I am trying to find a rifle that will fire this ammo

I acquired some ammo a while back and I have no clue what caliber it is. It is a bit bigger than the 7.65 x 54mm that I got at the same time, it is in brown paper packages that hold about 12 - 15 rounds. The round itself, casing and all, is 2 1/2 - 3 inches long, copper in color and the bullet tip is painted yellow.

I know this description probably describes about every rifle round you can think of but any idea what caliber?

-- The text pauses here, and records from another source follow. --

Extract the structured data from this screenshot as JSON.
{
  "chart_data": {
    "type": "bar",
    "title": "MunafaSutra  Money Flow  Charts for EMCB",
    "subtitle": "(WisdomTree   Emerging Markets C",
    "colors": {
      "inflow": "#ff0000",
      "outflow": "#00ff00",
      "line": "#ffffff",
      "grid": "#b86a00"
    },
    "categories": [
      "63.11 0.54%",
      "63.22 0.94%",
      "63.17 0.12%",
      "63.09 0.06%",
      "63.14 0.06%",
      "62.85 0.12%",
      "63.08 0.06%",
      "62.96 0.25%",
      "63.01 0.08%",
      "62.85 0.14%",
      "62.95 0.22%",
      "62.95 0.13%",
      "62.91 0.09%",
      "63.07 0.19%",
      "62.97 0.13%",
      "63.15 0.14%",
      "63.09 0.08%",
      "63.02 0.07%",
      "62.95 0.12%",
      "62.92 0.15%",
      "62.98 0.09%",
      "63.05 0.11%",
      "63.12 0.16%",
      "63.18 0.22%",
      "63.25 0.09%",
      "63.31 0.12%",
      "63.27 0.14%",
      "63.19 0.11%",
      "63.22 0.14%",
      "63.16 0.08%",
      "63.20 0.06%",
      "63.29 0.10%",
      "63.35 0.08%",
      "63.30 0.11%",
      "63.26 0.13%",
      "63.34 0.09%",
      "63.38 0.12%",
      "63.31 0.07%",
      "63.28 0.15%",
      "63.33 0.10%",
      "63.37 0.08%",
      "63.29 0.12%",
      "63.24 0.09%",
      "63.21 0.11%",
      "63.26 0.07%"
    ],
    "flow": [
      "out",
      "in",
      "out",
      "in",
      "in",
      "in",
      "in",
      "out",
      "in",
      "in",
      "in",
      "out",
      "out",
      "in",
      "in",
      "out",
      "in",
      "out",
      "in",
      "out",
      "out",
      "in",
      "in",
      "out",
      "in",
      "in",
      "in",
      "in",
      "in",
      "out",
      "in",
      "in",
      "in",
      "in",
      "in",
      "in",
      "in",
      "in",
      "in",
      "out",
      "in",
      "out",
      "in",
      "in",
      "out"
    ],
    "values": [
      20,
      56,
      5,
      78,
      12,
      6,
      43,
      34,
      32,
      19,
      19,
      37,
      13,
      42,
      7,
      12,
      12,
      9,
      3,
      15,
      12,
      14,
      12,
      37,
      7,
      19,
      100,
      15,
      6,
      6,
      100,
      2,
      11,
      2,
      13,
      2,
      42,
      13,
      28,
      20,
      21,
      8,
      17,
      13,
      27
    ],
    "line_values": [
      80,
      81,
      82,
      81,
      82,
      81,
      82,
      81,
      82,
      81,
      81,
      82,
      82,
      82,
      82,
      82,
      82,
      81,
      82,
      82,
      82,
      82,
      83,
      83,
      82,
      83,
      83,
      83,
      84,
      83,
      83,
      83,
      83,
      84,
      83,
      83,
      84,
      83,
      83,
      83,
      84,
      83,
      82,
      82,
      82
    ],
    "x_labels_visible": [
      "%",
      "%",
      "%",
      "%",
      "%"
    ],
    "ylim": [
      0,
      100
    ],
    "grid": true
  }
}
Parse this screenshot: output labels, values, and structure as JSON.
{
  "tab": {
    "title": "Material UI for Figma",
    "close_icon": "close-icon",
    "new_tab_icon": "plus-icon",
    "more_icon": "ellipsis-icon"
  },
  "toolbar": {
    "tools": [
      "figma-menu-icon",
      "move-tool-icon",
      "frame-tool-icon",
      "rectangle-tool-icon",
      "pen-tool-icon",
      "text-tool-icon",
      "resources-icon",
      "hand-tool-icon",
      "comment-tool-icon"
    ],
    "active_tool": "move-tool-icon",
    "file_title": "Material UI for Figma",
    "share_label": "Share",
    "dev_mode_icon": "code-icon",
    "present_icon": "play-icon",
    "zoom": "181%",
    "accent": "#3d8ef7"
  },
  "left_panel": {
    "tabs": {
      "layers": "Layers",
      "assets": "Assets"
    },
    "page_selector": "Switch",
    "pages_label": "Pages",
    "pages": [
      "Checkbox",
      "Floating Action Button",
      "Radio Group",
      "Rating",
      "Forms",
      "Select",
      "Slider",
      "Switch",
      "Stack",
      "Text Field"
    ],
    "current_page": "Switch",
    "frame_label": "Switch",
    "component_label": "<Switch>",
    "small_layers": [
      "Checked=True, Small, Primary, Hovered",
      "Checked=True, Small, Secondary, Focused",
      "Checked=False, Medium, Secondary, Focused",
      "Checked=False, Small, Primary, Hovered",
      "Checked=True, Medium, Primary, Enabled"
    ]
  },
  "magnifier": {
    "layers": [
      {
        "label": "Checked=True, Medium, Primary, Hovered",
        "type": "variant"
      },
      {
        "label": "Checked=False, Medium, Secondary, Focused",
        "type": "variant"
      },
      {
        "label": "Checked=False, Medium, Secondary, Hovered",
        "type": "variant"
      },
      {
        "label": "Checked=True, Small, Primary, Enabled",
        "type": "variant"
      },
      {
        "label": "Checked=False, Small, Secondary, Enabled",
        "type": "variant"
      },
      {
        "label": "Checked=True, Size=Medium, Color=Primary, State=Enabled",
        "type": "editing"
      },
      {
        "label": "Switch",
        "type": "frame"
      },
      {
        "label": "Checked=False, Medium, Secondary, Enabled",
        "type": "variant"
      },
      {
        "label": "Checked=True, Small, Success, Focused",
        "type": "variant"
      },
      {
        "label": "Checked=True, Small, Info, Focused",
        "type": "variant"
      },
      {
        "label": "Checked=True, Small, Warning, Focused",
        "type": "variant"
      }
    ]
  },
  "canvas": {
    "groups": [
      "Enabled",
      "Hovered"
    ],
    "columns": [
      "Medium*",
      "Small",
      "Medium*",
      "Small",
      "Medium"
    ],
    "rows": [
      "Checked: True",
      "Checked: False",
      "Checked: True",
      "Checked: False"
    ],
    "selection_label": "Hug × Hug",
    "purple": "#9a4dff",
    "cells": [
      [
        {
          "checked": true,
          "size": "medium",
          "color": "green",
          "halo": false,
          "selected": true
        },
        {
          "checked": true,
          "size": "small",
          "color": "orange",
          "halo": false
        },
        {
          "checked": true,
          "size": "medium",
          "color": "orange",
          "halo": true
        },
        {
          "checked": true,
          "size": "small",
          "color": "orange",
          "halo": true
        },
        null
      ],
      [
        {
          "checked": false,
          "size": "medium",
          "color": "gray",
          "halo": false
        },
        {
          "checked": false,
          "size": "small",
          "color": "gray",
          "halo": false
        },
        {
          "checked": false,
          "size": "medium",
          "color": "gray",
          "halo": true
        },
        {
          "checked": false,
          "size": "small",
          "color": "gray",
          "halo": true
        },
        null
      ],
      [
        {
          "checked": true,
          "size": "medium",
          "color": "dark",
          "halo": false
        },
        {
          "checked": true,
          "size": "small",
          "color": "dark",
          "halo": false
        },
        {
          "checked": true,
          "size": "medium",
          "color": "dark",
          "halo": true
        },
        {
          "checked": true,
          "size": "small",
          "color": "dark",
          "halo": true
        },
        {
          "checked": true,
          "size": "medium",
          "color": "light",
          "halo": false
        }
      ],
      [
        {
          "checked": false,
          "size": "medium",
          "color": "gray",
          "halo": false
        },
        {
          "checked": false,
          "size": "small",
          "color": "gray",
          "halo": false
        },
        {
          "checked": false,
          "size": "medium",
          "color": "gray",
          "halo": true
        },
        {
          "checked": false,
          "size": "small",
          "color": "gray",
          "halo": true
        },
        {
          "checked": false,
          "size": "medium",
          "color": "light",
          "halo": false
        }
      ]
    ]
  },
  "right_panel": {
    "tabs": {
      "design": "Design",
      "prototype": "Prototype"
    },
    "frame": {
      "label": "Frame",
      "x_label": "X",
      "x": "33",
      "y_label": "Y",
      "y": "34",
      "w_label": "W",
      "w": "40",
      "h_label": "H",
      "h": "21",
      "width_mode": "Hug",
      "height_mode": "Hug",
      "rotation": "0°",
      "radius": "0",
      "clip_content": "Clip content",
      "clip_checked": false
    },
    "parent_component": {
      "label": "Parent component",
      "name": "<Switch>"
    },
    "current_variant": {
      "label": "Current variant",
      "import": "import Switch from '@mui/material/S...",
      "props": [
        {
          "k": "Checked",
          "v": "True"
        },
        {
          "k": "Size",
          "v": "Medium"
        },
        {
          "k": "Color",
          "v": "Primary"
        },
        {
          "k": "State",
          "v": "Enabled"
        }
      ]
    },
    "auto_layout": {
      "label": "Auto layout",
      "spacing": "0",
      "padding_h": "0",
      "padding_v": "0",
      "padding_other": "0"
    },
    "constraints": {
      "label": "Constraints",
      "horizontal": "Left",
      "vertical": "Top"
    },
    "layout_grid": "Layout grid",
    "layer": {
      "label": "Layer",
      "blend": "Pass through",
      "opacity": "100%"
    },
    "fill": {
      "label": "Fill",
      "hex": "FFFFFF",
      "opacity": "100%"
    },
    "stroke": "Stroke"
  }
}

If there is any way to get pictures on here, let me know and I'll put some up


----------



## Wyomingpredator (Oct 16, 2007)

my guess is military ball ammo if you can take a pic of it beside the 7.65 it would aybe be easier


----------



## Wyomingpredator (Oct 16, 2007)

my guess is military ball ammo if you can take a pic of it beside the 7.65 it would aybe be easier


----------



## RednceckinRookie (Mar 16, 2008)

how do i get the picture on here?


----------



## varmit b gone (Jan 31, 2008)

Take the picture and upload it to your compooper. Hit the post reply button and in the right hand corner of you sreen there will be an upload picture button. Once you get to that screen hit browse. This will take you to anouther screen with all your profiles and stuff. Find your pics you uploaded and double click on that pic. That will put that on the upload pic screen and then hit send. wait till it loads and then it will show the pic with 2 options. upload pic:standard or upload pic and add anouther. Unless you plan on adding anouther hit the first one and it will have the pic on you post. Wow, I need to breathe now.


----------



## RednceckinRookie (Mar 16, 2008)

ok i will get it up tomorrow


----------